Rodney Brooks, a well-known robotics researcher and an emeritus professor at the Massachusetts Institute of Technology, wrote in a blog post critical of Ng’s sentiments that “the great promise of self-driving cars has been that they will eliminate traffic deaths. Now [Ng] is saying that they will eliminate traffic deaths as long as all humans are trained to change their behavior? What just happened?”
But I think the self-driving car versus pedestrian problem is bigger than this. I reported in January:
 It is not uncommon to see self-driving cars being tested on the streets of San Francisco. I probably see one every other day. There are usually two people in the car, one on the driver's side in case of an emergency.

The other day, a self-driving car was coming down a narrow street. My plan was to cross that street after the car had passed. I was facing a do not walk sign but it is the kind of stop where everyone practices anarchist calisthenics. The self-driving car had a green light but I lazily stepped off the curb to cross after the car passed but the car stopped at my crosswalk apparently because I had stepped off the curb.

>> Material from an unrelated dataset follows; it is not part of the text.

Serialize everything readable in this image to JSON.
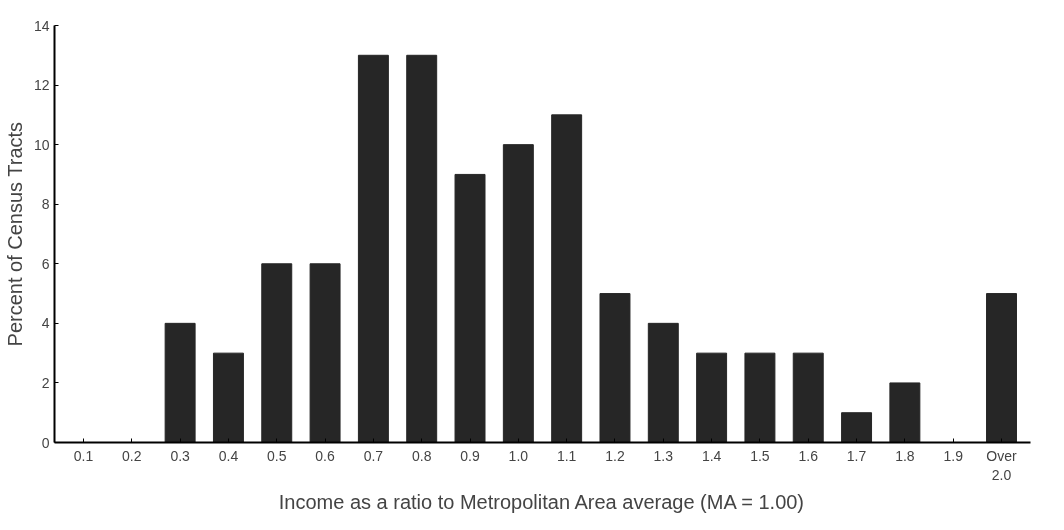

If a human was driving the car, by my posture and lack of focus, it would have been easy for the human to tell I had no intention of crossing until the car had crossed. The self-driving car didn't seem to be able to get this.
Is the "pedestrian problem" the real reason that Uber, according to reports, is considering selling its self-driving car development division?

Robert Wenzel is Editor & Publisher of


  1. Too many engineers work from the premise that humans are the error problem. You see the same problem with mainstream economics. Quantification and aggregation of humanity is a waste of time when there are no constants. You might as well try to do statistical analysis on beauty or love (or hate). The only reason traffic is as safe as it is today is because humans are driving. Adding machine drivers to the system only adds more complexity, which will only result in new types of outcomes (many that will be considered failures). And the circle of engineering 'better' solutions will go around again (and again) until the basic lesson is learned.

  2. Years ago I read the very entertaining book "A Canticle for Leibowitz". It had a scene where cars were running over people, but they handled that by having another machine that would clear the roadway automatically. Progress.

  3. Seriously? A woman walking a bike at night, not in a crosswalk, into the path of a moving vehicle? Even a conscientious, fully alert human driver could probably not have avoided that accident.

    1. Exactly. And AI machines learn from experience (one technique is called back-propagation). And with self-driving cars, they have potential to learn from all the other self-driving cars to become proficient very quickly.

      As to Robert's "I stepped into the crosswalk" argument, as I pointed out at the time, in California, it is technically illegal for a car to cross the crosswalk while he's standing in it, and people get tickets for this every day. That's a difficult problem for an AI to work out as generating tickets for its owner is not a great selling point.

    2. You've obviously never avoided hitting a deer, which aren't known for using crosswalks. And in my part of the country, this is an urban, not a rural problem. On top of this is the local ordinance that gives pedestrians the right-of-way everywhere, not just in crosswalks, and the pedestrians are notorious for crossing where ever and whenever they please. Yet human drivers seem to avoid getting blood all over their bumpers.

    3. Geoih, I have in fact successfully avoided hitting a deer. That being said, I have also seen a great many deer carcasses by the side of the road, and heard of many pedestrians losing their life and third dimension. I agree with Pandemic that self-driving cars will most likely eventually far exceed the safety of the fully alert motorist, not to mention drugged up humans.

  4. If "we" can "persuade pedestrians to behave less erratically," why not just persuade drivers to behave less erratically and forget the whole self-driving car nonsense?

  5. Pedestrian deaths are just acceptable collateral damage on the road to that bright AI future, eh? But one thing I don't get: if every drivrrless car needs a human "safety" driver, why not just let the human drive?